# Fall Season!!!



## Lickety-Split (Oct 3, 2007)

Ok it's official...there will be a fall Red Snapper season beginning 12:01am October 1 through Oct 21. I am also purchasing a new (to me) boat and will be needing all the help I can get for this fall season with two boats fishing. I will be offering a shared expense 1/2 day bottom fishing/trolling trip for $150 per person. You will be able to choose between "Lickety-Split" the same "go fast center console" or "Miss Ann" the new (to me) 41' Hatteras convertible(which is pretty fast her self cruising at 20+kts). Either way you will catch quality fish at a bargain price. We will also offer overnight bottom fishing/trolling trips (to double up on your Snapper limits and also catch Grouper and Amberjack) for $450 per person. Please send private message, call, or email. Please leave phone number date you want to fish and when there is a full boat we will call and confirm booking.
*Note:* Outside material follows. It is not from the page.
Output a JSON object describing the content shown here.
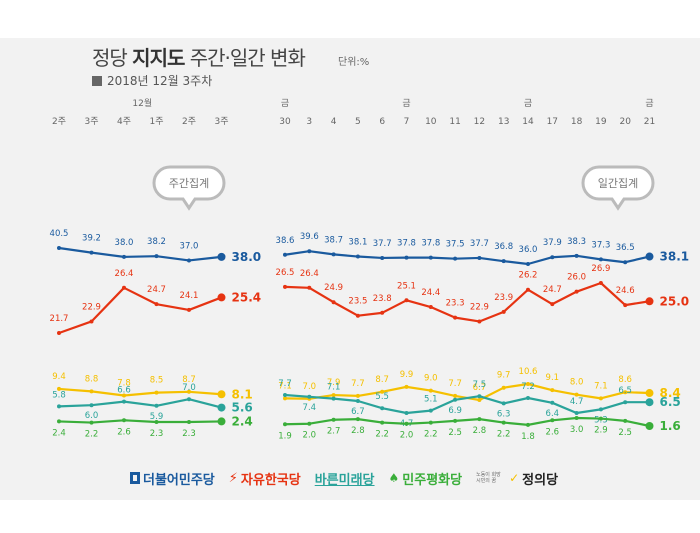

Thank you I need some help getting new boat off the ground so any help I get will certainly be appreciated and remembered. Ask the folks that helped me get the first boat going...many of them still fish with me and get the first calls when something special comes up or a sweet deal I can offer.


----------



## hjorgan (Sep 30, 2007)

How many can you fish on the new sled?


----------



## Lickety-Split (Oct 3, 2007)

New ride is still a 6 pack but I'd like to do more overnight trips with her...think some of ur corp trips might want to test her out?


----------



## jjam (Dec 9, 2007)

Congratulations Brandon on the new sled, pics man! We need pics....

Great Luck with the nice addition!!!!!

Jimmy


----------